In our dashboard prototype (a different screen, same pipeline), we went from 2 MATCH to 7 MATCH out of 56 regions in three fix cycles. The remaining DIFFs were either placeholder content (expected) or sub-pixel rendering differences below the perceptual threshold. Every structural element converged.

The pipeline

For anyone who wants to build something similar, here’s the full flow:

Design target — Generate or receive a pixel-perfect mockup at your target viewport dimensions.
Component map — Annotate the target with colored bounding boxes around every element. We use Gemini’s image generation to produce these overlays, but you could draw them in Figma.
Slice — Run design_slice.py slice <cmap> <target> to extract the manifest. This is your ground truth.
Implement — Write the HTML/CSS/JS. Use manifest values for all dimensions and colors. Never eyeball.
Compare — Take a headless screenshot at the exact target viewport. Run design_slice.py compare <manifest> <screenshot>.
Fix — Read the report. Fix the DIFFs. Re-compare.
Ship — When structural regions all report MATCH, you’re done.

Steps 4-6 repeat as many times as needed. The key insight is that step 5 is free — it runs in milliseconds and gives you exact, actionable feedback. Compare that to the traditional workflow of squinting at two browser tabs and hoping you noticed the 4px padding discrepancy.
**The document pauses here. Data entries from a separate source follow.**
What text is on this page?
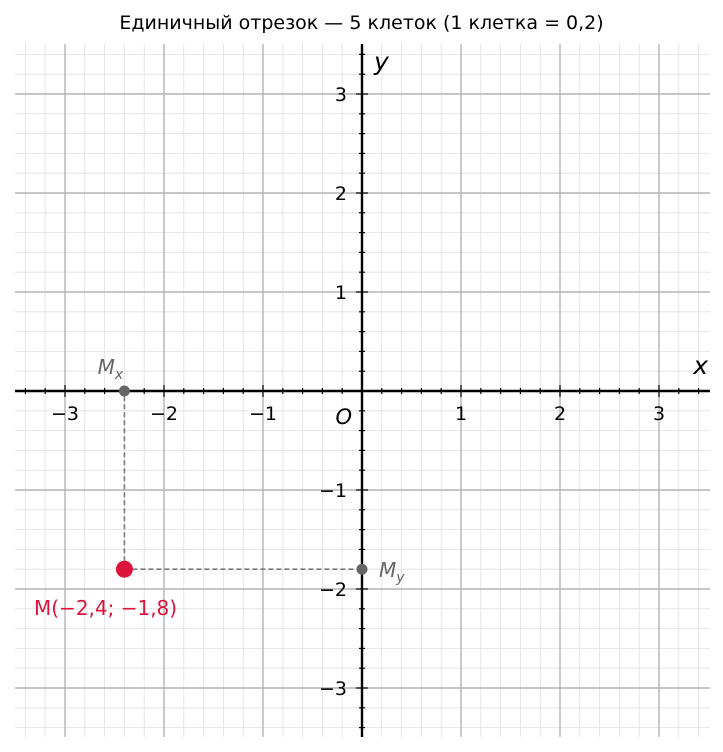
Единичный отрезок — 5 клеток (1 клетка = 0,2)
−3	−2	−1	1	2	3
−3
−2
−1
1
2
3
x
y
O
$M_x$
$M_y$
M(−2,4; −1,8)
What this means for AI-generated UIs

The experiment confirms something practitioners have suspected: AI models can see a design, but they can’t measure it. Visual observation gets the gestalt right — the overall layout, the color palette, the vibe. But it misses the precise coordinates, the exact hex values, the mathematical relationships between elements.

This suggests a hybrid approach:

Use a VLM for the creative pass. Feed it the design target, get a first-draft HTML that captures the overall structure and aesthetic. It’ll be in the right ballpark.
Use CV measurement for the precision pass. Run the VLM output through design_slice.py compare, get the exact discrepancies, and fix them mechanically.
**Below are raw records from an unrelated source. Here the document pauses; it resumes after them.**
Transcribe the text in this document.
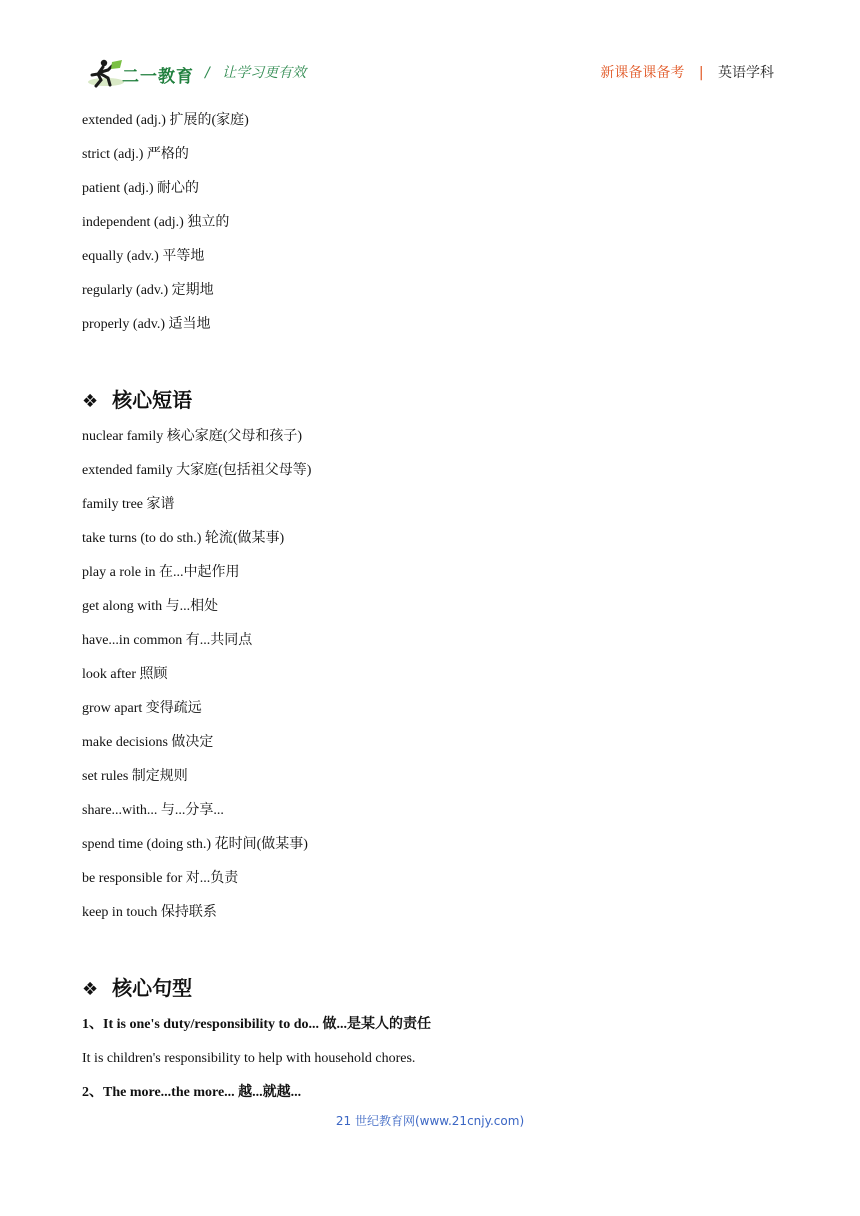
二一教育 / 让学习更有效	新课备课备考 | 英语学科
extended (adj.) 扩展的(家庭)
strict (adj.) 严格的
patient (adj.) 耐心的
independent (adj.) 独立的
equally (adv.) 平等地
regularly (adv.) 定期地
properly (adv.) 适当地
❖ 核心短语
nuclear family 核心家庭(父母和孩子)
extended family 大家庭(包括祖父母等)
family tree 家谱
take turns (to do sth.) 轮流(做某事)
play a role in 在...中起作用
get along with 与...相处
have...in common 有...共同点
look after 照顾
grow apart 变得疏远
make decisions 做决定
set rules 制定规则
share...with... 与...分享...
spend time (doing sth.) 花时间(做某事)
be responsible for 对...负责
keep in touch 保持联系
❖ 核心句型
1、It is one's duty/responsibility to do... 做...是某人的责任
It is children's responsibility to help with household chores.
2、The more...the more... 越...就越...
21 世纪教育网(www.21cnjy.com)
The VLM does what it’s good at (perception, interpretation, creative translation). The CV pipeline does what it’s good at (measurement, comparison, verification). Neither replaces the other.

We’re encoding this as a workflow in our /design-decompose skill — the structured methodology that runs the full pipeline from design target to verified prototype. The skill ensures the measurement step actually happens, because the natural human (and AI) instinct is to skip it. “Looks good” is easier than “measure it.” But “looks good” ships a UI that’s 4px off in twelve places.

The ambient problem

The one area where neither approach works well is ambient design — the subtle atmospheric elements that make a dark-mode UI feel rich rather than flat. The warm tint in a near-black background strip. The soft amber glow around a starred element. The faint geometric lines in the corner that suggest depth without demanding attention.

These elements are low-contrast by definition. K-Means clustering assigns them to the “dark background” bucket. Visual observation models describe them vaguely (“subtle dark area at the bottom”). Neither approach captures the intent: this strip should feel warm, like instrument lighting in a cockpit.

This is where a human designer’s judgment remains essential — not for the measurable stuff (let the pipeline handle that), but for the ambient layer that gives a design its soul. The manifest can tell you the hex values. It can’t tell you why #22242A feels warmer than #1E1E22 even though they’re four steps apart in RGB space.

That’s a design decision. The pipeline frees you to focus on it by handling everything else.

Brand Studio is being built in public at GrayBeam. The design_slice.py pipeline and /design-decompose skill are part of our open methodology for AI-assisted UI development.